Untung, Presiden Jokowi telah menetapkan tanggal 1 Juni sebagai Hari Kelahiran Pancasila. Momen ini menjadi saat penting untuk semua orang melakukan refleksi tentang arti hidup berbangsa dan bernegara dalam konteks Indonesia yang beragam dan plural ini. Ketua MPR RI Zulkifli Hasan dalam sambutannya di sebuah acara buka puasa bersama mengimbau agar komponen bangsa meninggalkan ribut-ribut mengenai suku dan agama untuk fokus pada pembangunan kesejahteraan.

"Kita menghentikan silang sengketa ini, kita fokus mendukung penuh program-program Presiden untuk membangun memajukan negeri ini," kata Zulkifli di kediaman resmi di Jalan Widya Candra IV, Jakarta, pada Jumat (2/6). Zulkifli mengatakan untuk mendukung hal itu, MPR RI akan melaksanakan temu tokoh nasional untuk melakukan refleksi kebangsaan dengan tema "Merawat Kebhinekaan Menjaga Keutuhan NKRI".

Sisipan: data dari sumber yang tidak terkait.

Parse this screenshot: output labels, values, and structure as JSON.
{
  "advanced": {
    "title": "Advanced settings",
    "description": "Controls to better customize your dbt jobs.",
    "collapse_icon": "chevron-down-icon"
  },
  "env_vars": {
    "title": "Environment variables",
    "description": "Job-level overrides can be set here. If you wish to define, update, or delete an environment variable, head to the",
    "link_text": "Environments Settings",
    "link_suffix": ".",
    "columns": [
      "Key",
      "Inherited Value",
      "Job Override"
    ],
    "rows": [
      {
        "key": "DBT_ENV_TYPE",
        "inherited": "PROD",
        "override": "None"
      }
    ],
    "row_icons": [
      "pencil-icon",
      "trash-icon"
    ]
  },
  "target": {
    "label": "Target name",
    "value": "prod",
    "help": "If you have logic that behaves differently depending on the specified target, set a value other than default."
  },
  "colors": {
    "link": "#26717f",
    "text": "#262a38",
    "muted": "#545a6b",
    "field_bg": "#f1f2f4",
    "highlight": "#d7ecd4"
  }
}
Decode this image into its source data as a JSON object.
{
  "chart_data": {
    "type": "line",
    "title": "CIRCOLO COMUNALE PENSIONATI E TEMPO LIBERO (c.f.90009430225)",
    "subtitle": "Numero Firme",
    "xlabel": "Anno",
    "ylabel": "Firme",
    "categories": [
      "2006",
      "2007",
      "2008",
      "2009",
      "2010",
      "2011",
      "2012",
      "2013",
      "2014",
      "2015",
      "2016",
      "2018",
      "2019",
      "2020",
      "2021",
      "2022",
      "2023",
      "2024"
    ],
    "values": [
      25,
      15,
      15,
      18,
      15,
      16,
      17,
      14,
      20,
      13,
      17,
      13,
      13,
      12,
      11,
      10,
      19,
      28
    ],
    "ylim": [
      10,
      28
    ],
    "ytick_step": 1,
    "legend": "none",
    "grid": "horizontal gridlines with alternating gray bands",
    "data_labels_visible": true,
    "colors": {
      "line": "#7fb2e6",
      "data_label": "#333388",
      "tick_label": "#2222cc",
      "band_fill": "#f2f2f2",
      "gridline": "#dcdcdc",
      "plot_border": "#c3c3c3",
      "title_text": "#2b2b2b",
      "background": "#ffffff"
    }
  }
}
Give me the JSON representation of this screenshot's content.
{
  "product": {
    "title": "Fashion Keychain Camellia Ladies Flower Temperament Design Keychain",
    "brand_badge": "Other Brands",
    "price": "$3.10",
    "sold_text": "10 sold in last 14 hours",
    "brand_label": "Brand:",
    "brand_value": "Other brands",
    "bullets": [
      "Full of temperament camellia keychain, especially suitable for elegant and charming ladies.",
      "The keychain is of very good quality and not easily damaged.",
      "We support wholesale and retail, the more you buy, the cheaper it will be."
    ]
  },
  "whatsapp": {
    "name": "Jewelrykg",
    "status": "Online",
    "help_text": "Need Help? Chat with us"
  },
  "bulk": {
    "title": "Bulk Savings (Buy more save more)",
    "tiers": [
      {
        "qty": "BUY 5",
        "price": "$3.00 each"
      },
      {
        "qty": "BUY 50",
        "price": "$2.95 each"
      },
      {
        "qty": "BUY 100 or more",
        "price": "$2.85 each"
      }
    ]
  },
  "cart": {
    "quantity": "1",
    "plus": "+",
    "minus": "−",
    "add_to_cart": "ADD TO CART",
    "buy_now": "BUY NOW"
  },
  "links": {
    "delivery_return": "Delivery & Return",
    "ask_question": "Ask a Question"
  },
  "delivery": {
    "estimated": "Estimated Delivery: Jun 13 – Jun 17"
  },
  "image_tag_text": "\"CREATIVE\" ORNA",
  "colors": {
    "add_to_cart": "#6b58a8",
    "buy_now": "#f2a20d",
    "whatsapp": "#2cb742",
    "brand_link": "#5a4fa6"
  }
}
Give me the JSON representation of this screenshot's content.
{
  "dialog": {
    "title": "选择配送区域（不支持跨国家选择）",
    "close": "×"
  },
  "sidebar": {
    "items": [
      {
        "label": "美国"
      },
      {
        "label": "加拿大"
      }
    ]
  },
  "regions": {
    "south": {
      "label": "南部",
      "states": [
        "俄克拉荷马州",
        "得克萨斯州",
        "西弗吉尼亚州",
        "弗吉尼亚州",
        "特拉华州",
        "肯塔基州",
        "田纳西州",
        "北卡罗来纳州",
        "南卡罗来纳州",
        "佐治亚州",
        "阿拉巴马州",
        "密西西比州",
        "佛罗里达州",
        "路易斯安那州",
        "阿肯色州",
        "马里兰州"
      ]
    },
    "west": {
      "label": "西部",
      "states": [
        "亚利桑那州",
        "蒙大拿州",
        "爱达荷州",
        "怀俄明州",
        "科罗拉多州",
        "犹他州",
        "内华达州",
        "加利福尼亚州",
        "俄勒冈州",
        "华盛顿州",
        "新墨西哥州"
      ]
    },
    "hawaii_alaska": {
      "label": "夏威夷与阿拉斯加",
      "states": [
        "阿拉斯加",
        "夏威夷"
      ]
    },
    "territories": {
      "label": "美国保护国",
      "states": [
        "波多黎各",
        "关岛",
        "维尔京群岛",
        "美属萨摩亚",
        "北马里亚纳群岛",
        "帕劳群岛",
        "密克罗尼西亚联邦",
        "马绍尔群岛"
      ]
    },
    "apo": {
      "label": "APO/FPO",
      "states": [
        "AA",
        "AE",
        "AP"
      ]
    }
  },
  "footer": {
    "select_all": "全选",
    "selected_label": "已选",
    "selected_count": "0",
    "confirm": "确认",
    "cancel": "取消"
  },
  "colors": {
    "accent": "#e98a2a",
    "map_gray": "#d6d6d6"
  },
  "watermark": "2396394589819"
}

"Itu cita-cita Indonesia merdeka, kita harus merdeka, kata Bung Karno, agar kita bisa bersatu, berdaulat, berlaku adil dan keadilan bagi seluruh rakyat Indonesia," jelas Zulkifli.

Ajakan pemerintah disambut oleh semua kalangan. Sinta Nuriyah Wahid, istri almarhum Presiden keempat Indonesia, KH Abdurrahman Wahid, mengajak semua pihak benar-benar mengamalkan nilai-nilai Pancasila dalam kehidupan yang nyata dan menjaga kebhinekaan. Menurut Sinta, sejak 17 tahun lalu ia menggagas sahur bersama dengan kelompok-kelompok yang selama ini termarginalkan. Di antaranya kaum miskin kota dan para pemulung.

Ia pula mengajak tokoh-tokoh lintas agama dalam program ini sebagai rasa hormat dan cinta kasih kepada umat Islam sehingga kaum muslim bisa menjalankan ibadah puasa dengan baik. "Inilah kebhinnekaan yang kita perjuangkan," ungkap Sinta.

Anggota DPR RI Puti Guntur Soekarno menekankan penting memiliki rasa kebangsaan dan rasa perikemanusiaan yang sesuai nilai-nilai Pancasila. Saat silaturahmi di Ponpes Manbaul Huda, Desa Cisambeng, Kecamatan Palasah, Kabupaten Majalengka, Jabar, Selasa (20/6) menyebutkan Ia menyebutkan, Bung Karno menginginkan persaudaraan antarumat beragama, tidak melihat perbedaan suku, warna kulit, dan bahasa.

Bangsa ini terdiri dari berbagai golongan, kata Puti, tapi kita bukan bangsa yang tidak beragama, setiap orang memiliki keyakinan agama masing-masing menjadi negara berketuhanan yang Maha Esa. "Konsep kebangsaan dan konsep Pancasila Bung Karno sangat dekat dengan konsep keislaman, soal ukhuwah islamiyah dan ukhuwah wathoniyah," ujar Puti.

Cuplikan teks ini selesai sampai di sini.